Friday, June 19, 2009

TOUCHDOWN: LETTERMAN'S APOLOGY ACCEPTED

Veritas Team Huddle compiled by Caroline Murphy.

There’s an old saying that goes, “If you have to explain the joke, then it’s not a very good one.” CBS Late Night’s David Letterman relearned that lesson the hard way this past week, when he/one of his writers Fumbled with a bad joke during his opening monologue. The slip featured one of the daughters of the infamous and outspoken Alaskan Governor, Sarah Palin. What would have been a joke in bad taste regardless, was taken to a whole new level when the quip intended for 18-year-old Bristol, herself a public figure, mistakenly referred to Palin’s 14-year-old daughter Willow. Controversy sparked last week the moment Dave – who claimed he was referring to Bristol – said the teen “was knocked up by Alex Rodriguez” during the seventh inning, when in fact it was Willow who attended the Yankees game he was referring to. Within hours of the Palin family formally lodging a public complaint, the media and online world was abuzz on the topic. Most berated Dave for his slip and some even went as far as to call for CBS to fire him.

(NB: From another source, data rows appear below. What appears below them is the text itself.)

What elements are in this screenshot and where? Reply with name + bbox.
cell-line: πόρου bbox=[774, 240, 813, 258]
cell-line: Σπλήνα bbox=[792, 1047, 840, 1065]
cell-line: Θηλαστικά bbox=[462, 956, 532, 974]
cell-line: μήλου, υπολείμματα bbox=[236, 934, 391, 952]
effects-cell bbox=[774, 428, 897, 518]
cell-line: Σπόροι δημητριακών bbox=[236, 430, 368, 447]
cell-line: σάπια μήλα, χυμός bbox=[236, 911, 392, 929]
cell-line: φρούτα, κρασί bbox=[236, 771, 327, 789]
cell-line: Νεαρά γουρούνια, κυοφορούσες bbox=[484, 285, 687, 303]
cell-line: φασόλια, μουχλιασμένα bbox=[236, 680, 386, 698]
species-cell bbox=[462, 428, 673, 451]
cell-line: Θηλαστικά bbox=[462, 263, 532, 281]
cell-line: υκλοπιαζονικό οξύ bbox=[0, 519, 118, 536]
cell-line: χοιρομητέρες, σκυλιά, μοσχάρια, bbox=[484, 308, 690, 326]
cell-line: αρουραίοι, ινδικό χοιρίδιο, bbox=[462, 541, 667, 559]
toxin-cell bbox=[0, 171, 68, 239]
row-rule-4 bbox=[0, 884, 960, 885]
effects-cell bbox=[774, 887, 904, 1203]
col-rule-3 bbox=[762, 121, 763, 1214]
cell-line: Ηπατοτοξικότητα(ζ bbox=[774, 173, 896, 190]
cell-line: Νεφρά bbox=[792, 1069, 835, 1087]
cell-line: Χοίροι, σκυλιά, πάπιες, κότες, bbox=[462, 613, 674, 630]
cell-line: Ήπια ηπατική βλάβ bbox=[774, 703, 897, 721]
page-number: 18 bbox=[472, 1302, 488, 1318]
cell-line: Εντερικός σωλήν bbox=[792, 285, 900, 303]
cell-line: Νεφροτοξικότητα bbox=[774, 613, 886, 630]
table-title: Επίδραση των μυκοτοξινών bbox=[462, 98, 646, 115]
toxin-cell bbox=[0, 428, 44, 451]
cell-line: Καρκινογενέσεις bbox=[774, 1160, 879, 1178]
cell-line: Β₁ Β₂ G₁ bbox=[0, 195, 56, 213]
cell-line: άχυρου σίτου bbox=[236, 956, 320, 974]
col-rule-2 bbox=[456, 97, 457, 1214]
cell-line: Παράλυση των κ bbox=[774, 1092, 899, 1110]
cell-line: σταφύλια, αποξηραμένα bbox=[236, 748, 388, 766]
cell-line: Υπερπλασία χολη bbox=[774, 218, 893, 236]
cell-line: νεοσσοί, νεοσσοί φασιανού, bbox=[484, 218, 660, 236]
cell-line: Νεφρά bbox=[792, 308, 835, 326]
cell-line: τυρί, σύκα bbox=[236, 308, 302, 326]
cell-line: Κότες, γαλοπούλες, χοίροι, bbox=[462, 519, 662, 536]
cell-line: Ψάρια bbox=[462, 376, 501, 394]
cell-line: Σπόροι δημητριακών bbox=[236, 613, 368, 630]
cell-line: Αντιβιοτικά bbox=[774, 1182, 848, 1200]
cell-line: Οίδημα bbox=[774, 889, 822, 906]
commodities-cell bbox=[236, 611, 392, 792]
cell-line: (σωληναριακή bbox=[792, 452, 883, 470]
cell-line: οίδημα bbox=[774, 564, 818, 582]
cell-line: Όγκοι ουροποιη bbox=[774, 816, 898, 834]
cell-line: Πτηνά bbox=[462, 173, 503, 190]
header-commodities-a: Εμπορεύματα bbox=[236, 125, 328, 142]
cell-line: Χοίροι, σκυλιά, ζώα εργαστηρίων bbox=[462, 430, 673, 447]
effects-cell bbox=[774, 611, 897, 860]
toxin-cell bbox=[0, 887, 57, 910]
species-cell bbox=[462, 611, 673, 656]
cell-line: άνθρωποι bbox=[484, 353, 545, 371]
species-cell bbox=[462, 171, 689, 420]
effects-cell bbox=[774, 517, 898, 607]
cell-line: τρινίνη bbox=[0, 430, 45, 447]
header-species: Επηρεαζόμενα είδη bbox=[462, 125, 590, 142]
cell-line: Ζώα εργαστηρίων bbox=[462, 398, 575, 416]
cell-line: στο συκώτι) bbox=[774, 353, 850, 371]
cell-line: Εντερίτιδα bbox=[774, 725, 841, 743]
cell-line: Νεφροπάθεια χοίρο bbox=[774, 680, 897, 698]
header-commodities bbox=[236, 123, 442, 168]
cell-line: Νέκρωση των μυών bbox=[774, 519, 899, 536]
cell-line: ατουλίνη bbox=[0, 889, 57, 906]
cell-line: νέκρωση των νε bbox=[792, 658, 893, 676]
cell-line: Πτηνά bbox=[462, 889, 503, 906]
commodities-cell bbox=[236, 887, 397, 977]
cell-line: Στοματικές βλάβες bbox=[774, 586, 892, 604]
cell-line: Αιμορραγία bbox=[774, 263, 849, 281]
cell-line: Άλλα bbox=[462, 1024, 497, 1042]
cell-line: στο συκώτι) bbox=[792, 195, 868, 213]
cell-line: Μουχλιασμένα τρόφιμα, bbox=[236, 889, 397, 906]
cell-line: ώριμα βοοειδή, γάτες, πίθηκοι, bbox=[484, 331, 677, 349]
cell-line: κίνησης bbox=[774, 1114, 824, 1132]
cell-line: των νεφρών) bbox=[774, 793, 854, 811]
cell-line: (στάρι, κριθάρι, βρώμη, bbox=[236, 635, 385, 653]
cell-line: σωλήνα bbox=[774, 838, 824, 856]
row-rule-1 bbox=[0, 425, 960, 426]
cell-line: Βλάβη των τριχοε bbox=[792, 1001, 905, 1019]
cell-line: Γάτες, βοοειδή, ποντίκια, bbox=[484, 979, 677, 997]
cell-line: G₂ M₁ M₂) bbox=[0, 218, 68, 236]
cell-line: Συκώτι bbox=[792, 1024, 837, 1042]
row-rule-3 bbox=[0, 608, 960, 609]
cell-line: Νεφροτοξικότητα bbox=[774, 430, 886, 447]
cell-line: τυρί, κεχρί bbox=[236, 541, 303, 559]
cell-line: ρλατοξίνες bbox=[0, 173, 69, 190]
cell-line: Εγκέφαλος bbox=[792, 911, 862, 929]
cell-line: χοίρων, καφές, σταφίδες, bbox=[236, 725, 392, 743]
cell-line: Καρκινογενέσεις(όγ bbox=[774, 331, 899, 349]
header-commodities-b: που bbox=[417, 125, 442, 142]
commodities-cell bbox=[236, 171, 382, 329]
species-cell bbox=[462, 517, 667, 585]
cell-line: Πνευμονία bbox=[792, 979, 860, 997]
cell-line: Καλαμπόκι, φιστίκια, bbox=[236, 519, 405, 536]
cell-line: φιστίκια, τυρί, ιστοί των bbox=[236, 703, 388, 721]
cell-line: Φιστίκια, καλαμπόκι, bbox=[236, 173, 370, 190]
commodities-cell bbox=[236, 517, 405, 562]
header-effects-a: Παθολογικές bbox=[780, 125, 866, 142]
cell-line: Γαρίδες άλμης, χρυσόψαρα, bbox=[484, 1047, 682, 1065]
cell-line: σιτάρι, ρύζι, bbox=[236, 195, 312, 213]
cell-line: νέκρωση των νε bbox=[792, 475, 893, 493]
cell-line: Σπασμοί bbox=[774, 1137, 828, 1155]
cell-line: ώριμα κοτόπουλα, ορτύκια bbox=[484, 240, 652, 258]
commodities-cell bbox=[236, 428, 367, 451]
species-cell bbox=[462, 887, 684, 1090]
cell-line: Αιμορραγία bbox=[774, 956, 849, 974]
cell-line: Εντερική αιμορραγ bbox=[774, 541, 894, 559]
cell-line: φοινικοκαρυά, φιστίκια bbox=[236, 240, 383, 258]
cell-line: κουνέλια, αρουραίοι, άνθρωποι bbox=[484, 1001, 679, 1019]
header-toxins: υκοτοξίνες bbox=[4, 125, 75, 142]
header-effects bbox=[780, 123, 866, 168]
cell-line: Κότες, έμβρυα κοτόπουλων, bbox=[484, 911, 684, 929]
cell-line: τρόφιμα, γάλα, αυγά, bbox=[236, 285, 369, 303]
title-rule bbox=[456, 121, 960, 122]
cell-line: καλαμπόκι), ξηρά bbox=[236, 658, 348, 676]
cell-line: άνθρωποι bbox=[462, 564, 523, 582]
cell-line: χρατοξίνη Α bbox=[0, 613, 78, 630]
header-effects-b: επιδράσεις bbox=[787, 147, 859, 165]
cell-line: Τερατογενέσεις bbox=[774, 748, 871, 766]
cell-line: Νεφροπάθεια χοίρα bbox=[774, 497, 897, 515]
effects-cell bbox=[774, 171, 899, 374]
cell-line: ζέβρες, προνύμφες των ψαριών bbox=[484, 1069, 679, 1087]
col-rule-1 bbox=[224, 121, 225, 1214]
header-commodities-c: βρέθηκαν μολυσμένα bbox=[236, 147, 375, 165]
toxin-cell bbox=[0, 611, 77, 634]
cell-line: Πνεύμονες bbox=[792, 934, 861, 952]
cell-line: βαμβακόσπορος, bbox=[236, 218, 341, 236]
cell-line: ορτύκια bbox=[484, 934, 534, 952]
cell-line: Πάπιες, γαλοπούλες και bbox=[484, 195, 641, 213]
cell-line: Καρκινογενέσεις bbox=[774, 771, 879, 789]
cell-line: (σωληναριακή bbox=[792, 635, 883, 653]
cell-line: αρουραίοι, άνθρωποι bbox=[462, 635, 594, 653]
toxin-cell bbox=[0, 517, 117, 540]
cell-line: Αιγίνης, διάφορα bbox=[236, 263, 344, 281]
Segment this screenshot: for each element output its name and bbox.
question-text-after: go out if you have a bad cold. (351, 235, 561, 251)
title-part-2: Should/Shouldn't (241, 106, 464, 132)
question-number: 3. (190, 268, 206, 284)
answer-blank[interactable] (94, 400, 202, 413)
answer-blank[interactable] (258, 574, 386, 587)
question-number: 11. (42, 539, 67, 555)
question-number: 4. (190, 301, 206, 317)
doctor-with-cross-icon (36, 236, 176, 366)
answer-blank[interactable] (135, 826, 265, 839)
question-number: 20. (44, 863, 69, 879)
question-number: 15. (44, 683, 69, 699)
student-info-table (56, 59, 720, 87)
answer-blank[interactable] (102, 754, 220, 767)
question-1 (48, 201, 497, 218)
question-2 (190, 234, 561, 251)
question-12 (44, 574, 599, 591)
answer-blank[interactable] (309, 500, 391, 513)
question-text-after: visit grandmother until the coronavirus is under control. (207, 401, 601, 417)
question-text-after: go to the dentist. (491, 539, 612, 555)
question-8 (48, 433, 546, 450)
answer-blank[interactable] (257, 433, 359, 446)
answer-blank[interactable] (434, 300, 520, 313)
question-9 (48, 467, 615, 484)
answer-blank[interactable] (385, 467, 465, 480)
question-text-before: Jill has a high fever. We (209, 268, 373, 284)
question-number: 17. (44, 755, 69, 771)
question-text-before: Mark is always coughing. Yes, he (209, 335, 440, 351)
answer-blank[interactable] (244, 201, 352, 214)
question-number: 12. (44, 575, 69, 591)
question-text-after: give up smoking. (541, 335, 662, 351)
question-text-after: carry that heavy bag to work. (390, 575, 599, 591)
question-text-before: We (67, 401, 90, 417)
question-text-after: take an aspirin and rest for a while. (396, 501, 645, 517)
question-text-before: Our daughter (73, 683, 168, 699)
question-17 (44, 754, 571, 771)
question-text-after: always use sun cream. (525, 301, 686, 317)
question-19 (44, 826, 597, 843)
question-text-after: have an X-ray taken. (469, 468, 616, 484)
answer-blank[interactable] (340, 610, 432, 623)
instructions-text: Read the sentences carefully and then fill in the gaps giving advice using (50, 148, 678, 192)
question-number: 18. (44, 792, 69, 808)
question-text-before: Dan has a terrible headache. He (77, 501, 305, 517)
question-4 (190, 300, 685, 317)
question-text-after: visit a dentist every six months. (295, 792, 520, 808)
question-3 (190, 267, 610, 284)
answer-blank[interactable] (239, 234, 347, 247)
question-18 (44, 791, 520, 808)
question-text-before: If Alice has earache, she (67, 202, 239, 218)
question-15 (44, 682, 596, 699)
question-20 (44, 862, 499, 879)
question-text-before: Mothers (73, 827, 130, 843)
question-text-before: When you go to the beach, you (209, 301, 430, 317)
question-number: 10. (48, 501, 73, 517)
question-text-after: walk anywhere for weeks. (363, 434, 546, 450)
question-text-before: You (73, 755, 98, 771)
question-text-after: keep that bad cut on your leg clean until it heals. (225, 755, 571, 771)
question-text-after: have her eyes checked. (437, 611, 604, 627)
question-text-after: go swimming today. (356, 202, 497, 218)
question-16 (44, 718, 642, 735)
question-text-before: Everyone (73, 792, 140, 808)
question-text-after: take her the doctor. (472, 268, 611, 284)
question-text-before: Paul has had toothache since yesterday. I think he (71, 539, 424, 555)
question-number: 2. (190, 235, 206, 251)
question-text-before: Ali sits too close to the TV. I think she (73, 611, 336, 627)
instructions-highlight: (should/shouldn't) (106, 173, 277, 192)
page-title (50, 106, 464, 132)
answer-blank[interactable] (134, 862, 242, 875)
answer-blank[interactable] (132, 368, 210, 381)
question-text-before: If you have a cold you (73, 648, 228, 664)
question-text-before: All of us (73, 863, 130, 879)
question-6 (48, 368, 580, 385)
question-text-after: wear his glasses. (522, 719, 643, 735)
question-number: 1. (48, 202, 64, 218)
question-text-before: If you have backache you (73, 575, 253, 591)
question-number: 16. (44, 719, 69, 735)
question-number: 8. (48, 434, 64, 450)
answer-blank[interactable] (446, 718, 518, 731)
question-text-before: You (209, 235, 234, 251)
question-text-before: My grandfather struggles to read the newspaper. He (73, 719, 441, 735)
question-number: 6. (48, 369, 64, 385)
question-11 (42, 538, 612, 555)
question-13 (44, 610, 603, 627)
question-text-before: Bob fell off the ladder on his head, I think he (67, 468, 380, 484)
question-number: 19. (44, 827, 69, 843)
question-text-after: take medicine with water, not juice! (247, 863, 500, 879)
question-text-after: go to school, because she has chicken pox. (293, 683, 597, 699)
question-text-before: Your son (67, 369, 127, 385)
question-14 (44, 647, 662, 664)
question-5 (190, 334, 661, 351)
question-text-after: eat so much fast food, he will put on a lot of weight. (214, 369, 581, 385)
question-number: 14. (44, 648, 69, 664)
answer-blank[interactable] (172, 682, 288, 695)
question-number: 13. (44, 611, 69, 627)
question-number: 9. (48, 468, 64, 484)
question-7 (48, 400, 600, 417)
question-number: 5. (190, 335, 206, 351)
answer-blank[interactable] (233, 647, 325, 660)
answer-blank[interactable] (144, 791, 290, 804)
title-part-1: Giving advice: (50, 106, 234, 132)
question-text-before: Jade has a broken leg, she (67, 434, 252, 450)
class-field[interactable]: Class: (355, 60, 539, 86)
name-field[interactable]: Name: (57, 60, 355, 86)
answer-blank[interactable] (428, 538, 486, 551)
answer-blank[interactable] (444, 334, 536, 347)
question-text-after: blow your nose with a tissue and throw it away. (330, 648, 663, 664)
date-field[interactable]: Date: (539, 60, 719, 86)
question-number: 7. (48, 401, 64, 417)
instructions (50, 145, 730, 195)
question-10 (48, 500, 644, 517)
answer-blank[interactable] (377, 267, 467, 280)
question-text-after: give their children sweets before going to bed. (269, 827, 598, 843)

One advertiser followed through and cut ties with the network, while a group of about 50 protesters took up residence outside of the famous Ed Sullivan Theatre in New York. Despite Dave’s initial (and somewhat weak) explanation that he was referring to the “other” daughter, Palin fought back; accusing the funnyman of making “sexually perverted” comments. But after all was said and done and on Monday night Dave made a formal sincere apology, the Veritas team scored it as a Touchdown for Dave. He took full responsibility for his slip-up even though comedians are constantly in the business of making light of serious situations and are often unapologetic. The team felt he did the right thing when he acknowledged that his joke went too far and apologized for his comments, while at the same time stayed true to his brand by using self-deprecating humor to make a point. While telling a joke about Bernard Madoff, whom he refers to as “the most hated man in America,” he amended the list to two; “Me, Bernie Madoff,” he said. “He was waaay out in front until a couple of days ago.”